Mon premier traitement a été la Copaxone® et cela n’a pas fonctionné… une petite allergie au produit assez rapidement ! Et puis un échec sentimental m’a fragilisé et j’ai du attendre jusque fin 2009 pour démarrer un traitement sous Avonex®. Ça n’a pas fonctionné = trop de douleurs.*
Et je suis passée sous Rebif®44 il y a un an avec 3 injections par semaine avec un auto-injecteur hyper adapté à ma personne !! Je sens quand même que le traitement fatigue.

J’ai lâché mon travail depuis septembre. Je suis heureuse de me soigner et d’avoir trouvé un traitement qui me convienne. Je recherche un travail plus adapté, mais tout aussi passionnant. Je fais un point professionnel, car c’est important. J’ai une reconnaissance de travailleur handicapé que je ne fais pas valoir pour l’instant, car ça me ferme des portes pour des jobs qui m’intéressent. Mais je m’en servirai le jour ou j’en aurai vraiment besoins.
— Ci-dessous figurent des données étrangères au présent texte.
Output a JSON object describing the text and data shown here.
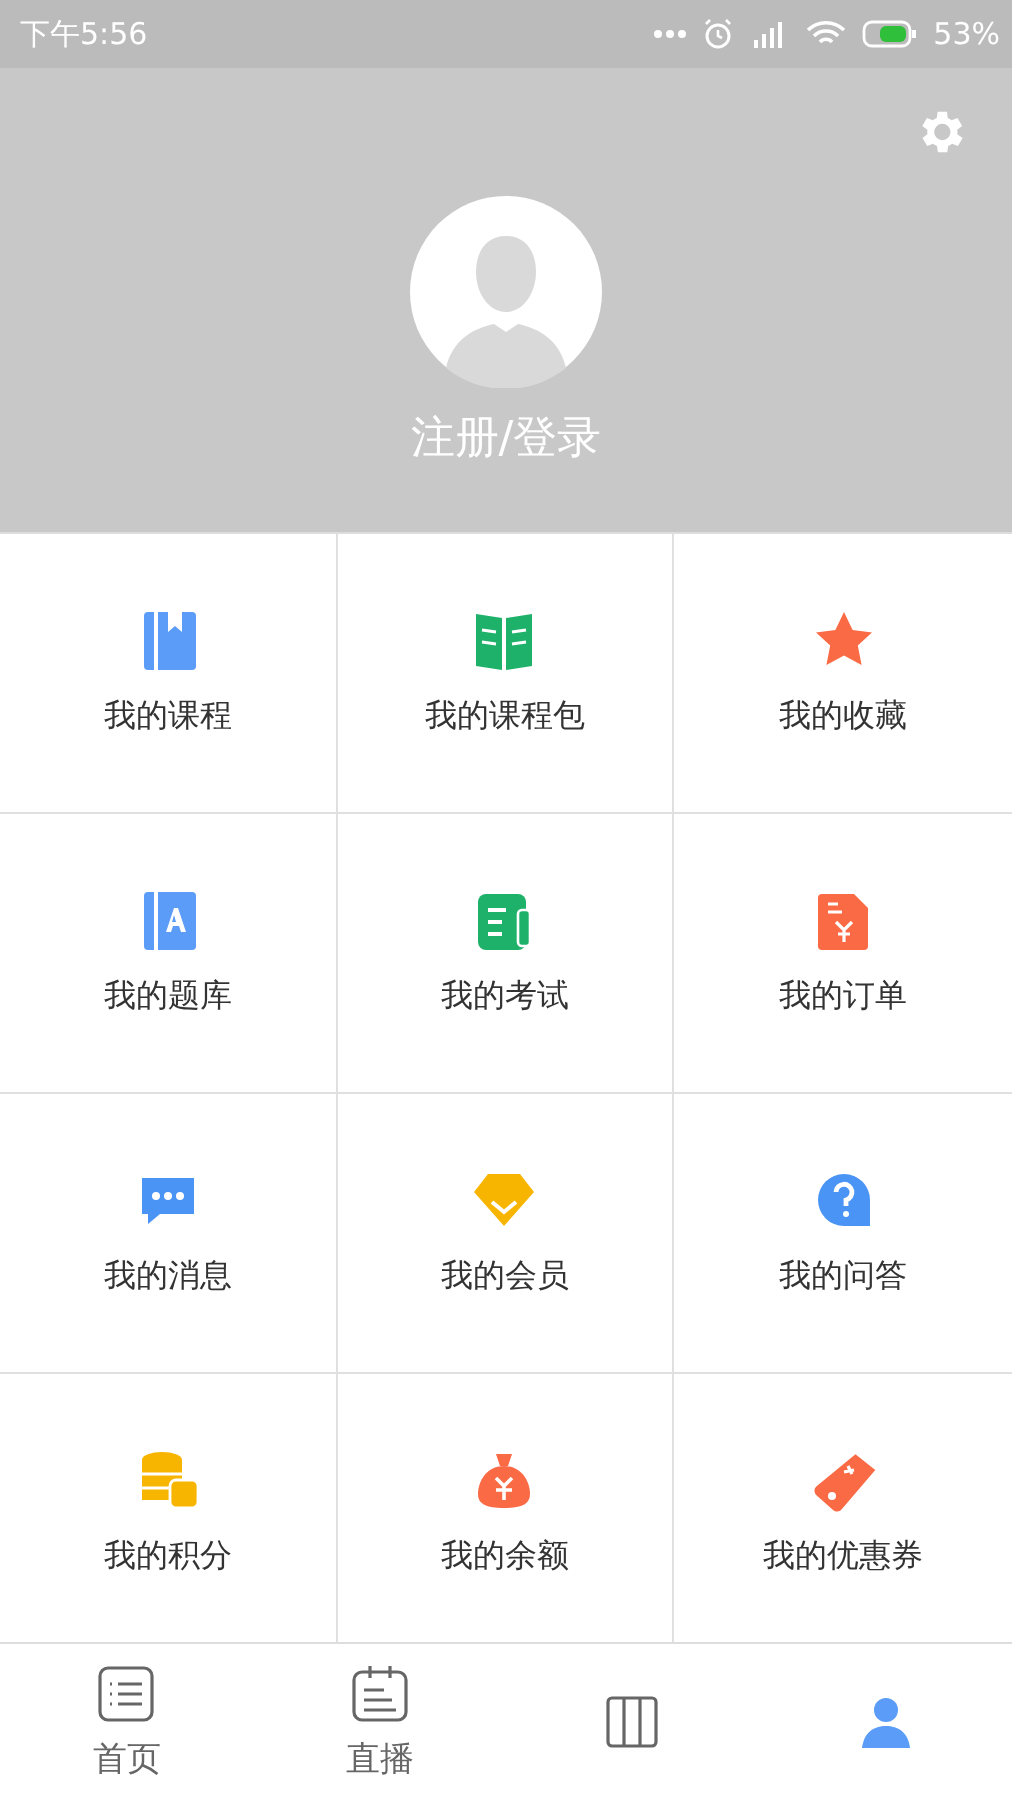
{
  "status_bar": {
    "time": "下午5:56",
    "battery": "53%"
  },
  "profile": {
    "login_label": "注册/登录"
  },
  "menu": [
    {
      "label": "我的课程",
      "kind": "course"
    },
    {
      "label": "我的课程包",
      "kind": "package"
    },
    {
      "label": "我的收藏",
      "kind": "favorite"
    },
    {
      "label": "我的题库",
      "kind": "bank"
    },
    {
      "label": "我的考试",
      "kind": "exam"
    },
    {
      "label": "我的订单",
      "kind": "order"
    },
    {
      "label": "我的消息",
      "kind": "message"
    },
    {
      "label": "我的会员",
      "kind": "member"
    },
    {
      "label": "我的问答",
      "kind": "qa"
    },
    {
      "label": "我的积分",
      "kind": "points"
    },
    {
      "label": "我的余额",
      "kind": "balance"
    },
    {
      "label": "我的优惠券",
      "kind": "coupon"
    }
  ],
  "tab_bar": [
    {
      "label": "首页",
      "kind": "home",
      "selected": false
    },
    {
      "label": "直播",
      "kind": "live",
      "selected": false
    },
    {
      "kind": "course",
      "selected": false
    },
    {
      "kind": "me",
      "selected": true
    }
  ]
}
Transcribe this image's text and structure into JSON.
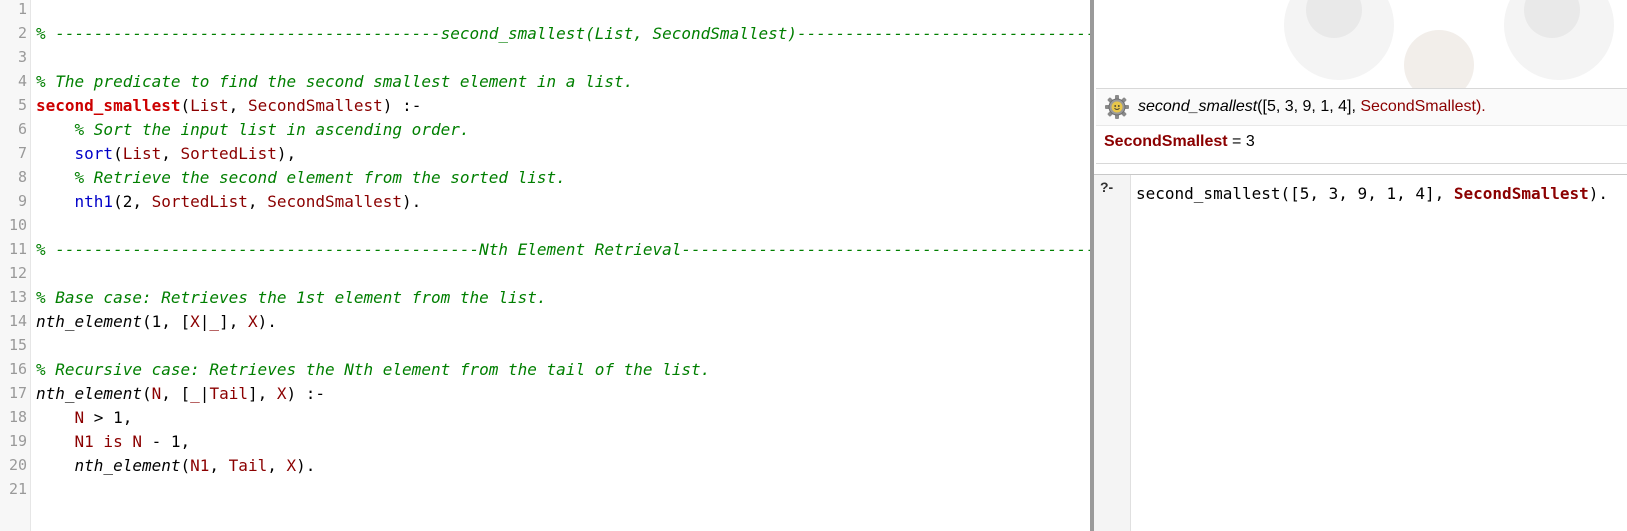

Ce jour, j’ai des problèmes de douleurs thoraciques, mal de dos, fatigue, marche plus réduite mais correcte sur des petites distances. Elle ne se voit pas dans la rue. J’ai des techniques en cas de perte d’équilibre ( ca vient du kiné). Je prends 5 gouttes de Rivotril® chaque soir et un demi Zolpidem®, sinon je ne dors pas. Je ne veux pas monter mes doses et ça va bien. Je vais ponctuellement chez le kiné qui adopte la "méthode Souchard, ce qui me rend zen et maintien mon physique lorsque le sport n’est pas recommandé.

Je m’écoute plus qu’avant, je donne moins aux autres, mais je donne bien et avec qualité. Je pense à ma maladie parfois, mais ce n’est pas elle qui alimente ma vie. J’avance avec elle et même si parfois elle me freine, j’attends qu’elle s’endorme et je repars. Je voudrais que le regard change sur la maladie, car le peu ou j’en parle, « j’aime pas », car je ne me vois pas comme les gens me voient ou m’imagine (=c’est souvent de l’ordre de l’imagination d’ailleurs) ! Alors je n’en parle pas, et c’est pour ca que je suis ici, ce jour, pour que ca change. S’il n’y avait pas Arnaud Gautelier et son association, je n’aurais rien dit de ma maladie.

Il faut apprendre la patience avec la sclérose et savoir remettre ses projets à plus tard parfois, mais ce n’est pas grave. C’est ce que l’on est qui est important. La SEP m’aura appris à « être », à regarder le monde et les êtres qui y logent de façon différente. Je suis riche de ça. La sep c’est un moins pour un plus. Il faut retrouver sa propre liberté à travers une maladie qui sait nous mettre en cage parfois. Il faut réinventer sa vie en permanence… Je suis plus libre que jamais dans mes choix, dans mon âme et ma conscience. J’apprends mieux à regarder, à marcher, à savourer chaque petit bonheur de la vie. Je réfléchis enfin à ma vie et je ne perds plus mon temps, je vais vers l’essentiel.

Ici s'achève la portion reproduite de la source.